Hi,
Many thanks for the incredible work at genforce and for making it available to the world.
I got an unexpected exception when trying to train the encoder. Looking at the code, it appears to be caused by the code that creates the image snapshots.
If I would have to guess, perhaps there is something wrong with the .tfrecord files I'm using? No errors training the generator, though. Is it a requirement to use dataset_tool from the idinvert repo to generate the .tfrecord files?
Here's log.txt and the traceback:
dnnlib: Running training.training_loop_encoder.training_loop() on localhost...
Constructing networks...
E_gpu0 Params OutputShape WeightShape
Input_img - (?, 3, 256, 256) -
FromImg 4992 (?, 64, 256, 256) (5, 5, 3, 64)
Downscale2D - (?, 64, 128, 128) -
E_block_0 119616 (?, 128, 128, 128) (3, 3, 64, 64)
Downscale2D_1 - (?, 128, 64, 64) -
E_block_1 476800 (?, 256, 64, 64) (3, 3, 128, 128)
Downscale2D_2 - (?, 256, 32, 32) -
E_block_2 1903872 (?, 512, 32, 32) (3, 3, 256, 256)
Downscale2D_3 - (?, 512, 16, 16) -
E_block_3 4721664 (?, 512, 16, 16) (3, 3, 512, 512)
Downscale2D_4 - (?, 512, 8, 8) -
E_block_4 4721664 (?, 512, 8, 8) (3, 3, 512, 512)
Downscale2D_5 - (?, 512, 4, 4) -
E_block_5 4721664 (?, 512, 4, 4) (3, 3, 512, 512)
Latent_out 58741760 (?, 7168) (8192, 7168)
Total 75412032
Gs Params OutputShape WeightShape
latents_in - (?, 512) -
labels_in - (?, 0) -
lod - () -
dlatent_avg - (512,) -
G_mapping/latents_in - (?, 512) -
G_mapping/labels_in - (?, 0) -
G_mapping/PixelNorm - (?, 512) -
G_mapping/Dense0 262656 (?, 512) (512, 512)
G_mapping/Dense1 262656 (?, 512) (512, 512)
G_mapping/Dense2 262656 (?, 512) (512, 512)
G_mapping/Dense3 262656 (?, 512) (512, 512)
G_mapping/Dense4 262656 (?, 512) (512, 512)
G_mapping/Dense5 262656 (?, 512) (512, 512)
G_mapping/Dense6 262656 (?, 512) (512, 512)

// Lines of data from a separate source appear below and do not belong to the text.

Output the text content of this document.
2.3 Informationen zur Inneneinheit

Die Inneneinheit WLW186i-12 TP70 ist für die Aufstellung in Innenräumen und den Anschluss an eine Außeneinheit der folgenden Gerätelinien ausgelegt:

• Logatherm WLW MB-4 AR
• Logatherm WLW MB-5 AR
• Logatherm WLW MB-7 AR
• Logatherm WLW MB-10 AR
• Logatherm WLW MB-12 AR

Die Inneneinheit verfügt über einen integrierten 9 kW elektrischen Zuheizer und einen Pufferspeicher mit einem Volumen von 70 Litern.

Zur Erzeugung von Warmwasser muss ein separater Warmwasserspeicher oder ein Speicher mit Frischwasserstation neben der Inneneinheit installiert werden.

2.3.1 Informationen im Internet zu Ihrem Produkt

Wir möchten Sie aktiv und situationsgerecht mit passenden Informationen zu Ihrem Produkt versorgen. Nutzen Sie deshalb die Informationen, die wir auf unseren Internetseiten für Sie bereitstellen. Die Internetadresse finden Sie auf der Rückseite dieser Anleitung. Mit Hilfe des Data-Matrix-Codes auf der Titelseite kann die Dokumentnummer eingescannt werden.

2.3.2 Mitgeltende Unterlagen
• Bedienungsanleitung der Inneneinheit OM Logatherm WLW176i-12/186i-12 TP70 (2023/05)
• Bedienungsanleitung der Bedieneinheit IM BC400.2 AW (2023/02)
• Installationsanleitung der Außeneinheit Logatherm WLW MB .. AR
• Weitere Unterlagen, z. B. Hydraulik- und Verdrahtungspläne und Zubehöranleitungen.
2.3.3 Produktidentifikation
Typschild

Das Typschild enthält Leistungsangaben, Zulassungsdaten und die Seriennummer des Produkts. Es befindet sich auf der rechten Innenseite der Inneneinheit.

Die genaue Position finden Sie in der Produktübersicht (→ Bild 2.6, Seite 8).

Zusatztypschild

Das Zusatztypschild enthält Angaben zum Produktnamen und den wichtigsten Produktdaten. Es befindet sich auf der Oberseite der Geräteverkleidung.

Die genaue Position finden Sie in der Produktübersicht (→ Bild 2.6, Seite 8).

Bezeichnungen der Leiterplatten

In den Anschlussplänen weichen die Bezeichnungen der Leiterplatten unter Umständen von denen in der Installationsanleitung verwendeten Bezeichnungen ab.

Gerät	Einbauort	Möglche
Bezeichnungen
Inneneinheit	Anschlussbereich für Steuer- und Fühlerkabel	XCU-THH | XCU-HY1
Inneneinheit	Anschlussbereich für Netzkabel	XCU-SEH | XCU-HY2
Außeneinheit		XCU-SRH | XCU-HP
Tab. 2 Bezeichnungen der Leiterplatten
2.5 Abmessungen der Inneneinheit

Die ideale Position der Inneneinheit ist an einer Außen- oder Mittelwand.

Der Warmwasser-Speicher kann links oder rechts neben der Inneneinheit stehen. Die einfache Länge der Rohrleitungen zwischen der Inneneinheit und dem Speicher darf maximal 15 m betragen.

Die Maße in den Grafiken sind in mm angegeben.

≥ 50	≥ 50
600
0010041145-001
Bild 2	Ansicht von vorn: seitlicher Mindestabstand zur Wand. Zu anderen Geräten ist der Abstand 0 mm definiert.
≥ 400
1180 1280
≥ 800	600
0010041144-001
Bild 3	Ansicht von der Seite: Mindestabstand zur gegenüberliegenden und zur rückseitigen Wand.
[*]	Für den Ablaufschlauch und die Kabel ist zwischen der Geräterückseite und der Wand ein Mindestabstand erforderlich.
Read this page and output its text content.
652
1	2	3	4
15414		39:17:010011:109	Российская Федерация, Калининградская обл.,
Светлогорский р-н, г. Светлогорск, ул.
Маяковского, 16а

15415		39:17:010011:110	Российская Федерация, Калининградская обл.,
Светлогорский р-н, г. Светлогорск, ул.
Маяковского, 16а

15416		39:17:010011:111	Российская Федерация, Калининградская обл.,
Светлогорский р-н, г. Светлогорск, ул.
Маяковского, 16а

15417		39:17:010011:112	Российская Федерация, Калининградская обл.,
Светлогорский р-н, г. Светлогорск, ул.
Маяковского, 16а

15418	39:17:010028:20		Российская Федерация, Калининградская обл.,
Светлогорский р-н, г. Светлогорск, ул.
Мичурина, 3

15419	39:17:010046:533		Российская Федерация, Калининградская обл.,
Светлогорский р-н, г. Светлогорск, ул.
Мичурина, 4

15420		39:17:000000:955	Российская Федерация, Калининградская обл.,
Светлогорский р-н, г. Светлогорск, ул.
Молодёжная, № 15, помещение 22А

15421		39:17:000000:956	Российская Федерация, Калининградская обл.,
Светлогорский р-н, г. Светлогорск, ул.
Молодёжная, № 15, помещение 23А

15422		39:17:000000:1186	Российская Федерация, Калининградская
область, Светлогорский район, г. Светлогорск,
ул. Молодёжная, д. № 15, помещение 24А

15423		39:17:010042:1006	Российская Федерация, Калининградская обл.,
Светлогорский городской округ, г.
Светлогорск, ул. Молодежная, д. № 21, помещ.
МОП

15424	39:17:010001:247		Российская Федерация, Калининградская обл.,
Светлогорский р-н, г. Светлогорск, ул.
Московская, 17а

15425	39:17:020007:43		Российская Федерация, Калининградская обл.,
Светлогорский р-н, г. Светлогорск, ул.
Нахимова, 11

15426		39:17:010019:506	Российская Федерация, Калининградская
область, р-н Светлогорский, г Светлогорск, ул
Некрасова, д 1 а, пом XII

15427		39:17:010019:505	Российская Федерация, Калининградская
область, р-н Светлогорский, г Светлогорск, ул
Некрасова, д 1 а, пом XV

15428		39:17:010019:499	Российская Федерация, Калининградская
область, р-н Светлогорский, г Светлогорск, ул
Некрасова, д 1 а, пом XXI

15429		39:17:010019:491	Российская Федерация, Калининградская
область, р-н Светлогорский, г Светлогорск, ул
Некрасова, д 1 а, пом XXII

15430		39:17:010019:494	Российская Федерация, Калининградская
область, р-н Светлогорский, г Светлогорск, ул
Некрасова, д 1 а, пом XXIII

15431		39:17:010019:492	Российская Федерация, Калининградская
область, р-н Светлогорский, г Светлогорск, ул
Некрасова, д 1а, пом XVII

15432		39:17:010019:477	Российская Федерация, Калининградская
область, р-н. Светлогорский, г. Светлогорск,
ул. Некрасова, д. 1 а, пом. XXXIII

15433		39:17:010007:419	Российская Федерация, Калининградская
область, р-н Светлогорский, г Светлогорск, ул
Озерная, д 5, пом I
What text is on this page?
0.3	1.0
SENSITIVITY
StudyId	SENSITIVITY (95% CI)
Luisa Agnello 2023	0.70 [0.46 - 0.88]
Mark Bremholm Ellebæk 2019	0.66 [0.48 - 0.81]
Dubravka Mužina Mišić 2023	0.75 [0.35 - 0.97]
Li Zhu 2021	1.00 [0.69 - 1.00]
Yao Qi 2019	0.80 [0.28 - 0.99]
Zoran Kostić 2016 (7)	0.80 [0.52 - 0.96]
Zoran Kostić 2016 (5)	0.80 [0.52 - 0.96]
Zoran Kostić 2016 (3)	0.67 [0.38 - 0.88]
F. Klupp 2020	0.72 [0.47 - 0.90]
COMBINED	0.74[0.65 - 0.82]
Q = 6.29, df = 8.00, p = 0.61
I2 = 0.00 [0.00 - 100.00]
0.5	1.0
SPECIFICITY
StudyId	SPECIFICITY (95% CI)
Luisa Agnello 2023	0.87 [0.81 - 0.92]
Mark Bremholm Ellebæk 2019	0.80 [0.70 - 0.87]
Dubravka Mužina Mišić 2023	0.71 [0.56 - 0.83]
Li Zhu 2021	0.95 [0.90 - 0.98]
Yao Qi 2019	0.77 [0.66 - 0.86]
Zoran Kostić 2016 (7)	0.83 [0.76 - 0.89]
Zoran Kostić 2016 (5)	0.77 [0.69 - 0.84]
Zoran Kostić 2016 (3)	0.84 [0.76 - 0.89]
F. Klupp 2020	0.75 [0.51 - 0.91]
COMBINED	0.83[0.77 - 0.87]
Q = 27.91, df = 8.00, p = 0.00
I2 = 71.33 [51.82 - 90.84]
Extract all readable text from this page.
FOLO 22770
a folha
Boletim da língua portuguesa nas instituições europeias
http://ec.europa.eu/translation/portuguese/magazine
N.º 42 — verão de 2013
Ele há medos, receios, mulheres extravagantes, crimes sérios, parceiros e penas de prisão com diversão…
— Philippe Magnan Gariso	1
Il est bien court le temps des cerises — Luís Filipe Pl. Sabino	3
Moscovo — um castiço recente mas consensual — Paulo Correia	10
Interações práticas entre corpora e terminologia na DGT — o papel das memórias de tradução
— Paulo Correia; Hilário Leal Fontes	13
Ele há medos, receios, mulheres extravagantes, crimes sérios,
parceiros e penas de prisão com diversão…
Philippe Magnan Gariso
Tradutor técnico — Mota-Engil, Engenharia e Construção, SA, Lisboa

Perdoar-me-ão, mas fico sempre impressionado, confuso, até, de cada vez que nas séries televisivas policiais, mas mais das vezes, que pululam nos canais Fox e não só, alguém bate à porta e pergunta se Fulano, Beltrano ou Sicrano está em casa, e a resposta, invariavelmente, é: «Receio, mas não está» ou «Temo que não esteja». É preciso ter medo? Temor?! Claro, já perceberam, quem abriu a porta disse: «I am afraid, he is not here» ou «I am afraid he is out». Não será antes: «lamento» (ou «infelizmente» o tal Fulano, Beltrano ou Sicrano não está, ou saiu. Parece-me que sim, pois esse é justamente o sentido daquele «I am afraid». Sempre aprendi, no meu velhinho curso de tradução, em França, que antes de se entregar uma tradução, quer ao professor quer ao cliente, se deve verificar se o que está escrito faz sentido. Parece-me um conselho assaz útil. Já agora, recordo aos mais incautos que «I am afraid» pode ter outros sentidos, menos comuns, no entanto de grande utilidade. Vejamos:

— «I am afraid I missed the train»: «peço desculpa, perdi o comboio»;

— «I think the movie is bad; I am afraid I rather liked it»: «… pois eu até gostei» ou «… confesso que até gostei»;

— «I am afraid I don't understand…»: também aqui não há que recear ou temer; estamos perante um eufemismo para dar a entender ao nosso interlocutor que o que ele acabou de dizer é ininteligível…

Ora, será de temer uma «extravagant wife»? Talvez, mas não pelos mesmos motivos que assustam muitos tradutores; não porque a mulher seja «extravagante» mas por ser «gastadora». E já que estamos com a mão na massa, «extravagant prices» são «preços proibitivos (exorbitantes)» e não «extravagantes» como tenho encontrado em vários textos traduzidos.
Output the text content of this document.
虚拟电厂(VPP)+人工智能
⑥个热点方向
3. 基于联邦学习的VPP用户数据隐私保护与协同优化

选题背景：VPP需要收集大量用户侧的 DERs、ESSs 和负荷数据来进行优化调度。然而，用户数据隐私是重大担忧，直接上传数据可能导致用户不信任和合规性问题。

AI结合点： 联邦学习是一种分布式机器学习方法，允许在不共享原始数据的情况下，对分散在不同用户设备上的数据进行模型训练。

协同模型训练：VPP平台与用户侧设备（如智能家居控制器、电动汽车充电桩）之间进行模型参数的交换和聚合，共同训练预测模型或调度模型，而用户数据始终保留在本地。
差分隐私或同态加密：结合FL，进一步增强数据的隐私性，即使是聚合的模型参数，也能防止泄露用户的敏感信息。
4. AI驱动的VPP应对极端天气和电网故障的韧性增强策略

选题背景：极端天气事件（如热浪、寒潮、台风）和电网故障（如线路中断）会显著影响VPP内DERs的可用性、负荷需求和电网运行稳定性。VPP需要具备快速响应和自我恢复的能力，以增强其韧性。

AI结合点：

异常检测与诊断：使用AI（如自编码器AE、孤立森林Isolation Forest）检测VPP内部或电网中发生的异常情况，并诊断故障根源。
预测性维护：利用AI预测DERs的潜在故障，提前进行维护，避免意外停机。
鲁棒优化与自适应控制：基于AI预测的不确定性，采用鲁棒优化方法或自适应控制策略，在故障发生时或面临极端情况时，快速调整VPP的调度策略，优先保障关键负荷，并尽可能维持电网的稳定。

G_mapping/Dense7 3677184 (?, 7168) (512, 7168)
G_mapping/Reshape - (?, 14, 512) -
G_mapping/dlatents_out - (?, 14, 512) -
Truncation - (?, 14, 512) -
G_synthesis/dlatents_in - (?, 14, 512) -
G_synthesis/4x4/Const 534528 (?, 512, 4, 4) (512,)
G_synthesis/4x4/Conv 2885632 (?, 512, 4, 4) (3, 3, 512, 512)
G_synthesis/ToRGB_lod6 1539 (?, 3, 4, 4) (1, 1, 512, 3)
G_synthesis/8x8/Conv0_up 2885632 (?, 512, 8, 8) (3, 3, 512, 512)
G_synthesis/8x8/Conv1 2885632 (?, 512, 8, 8) (3, 3, 512, 512)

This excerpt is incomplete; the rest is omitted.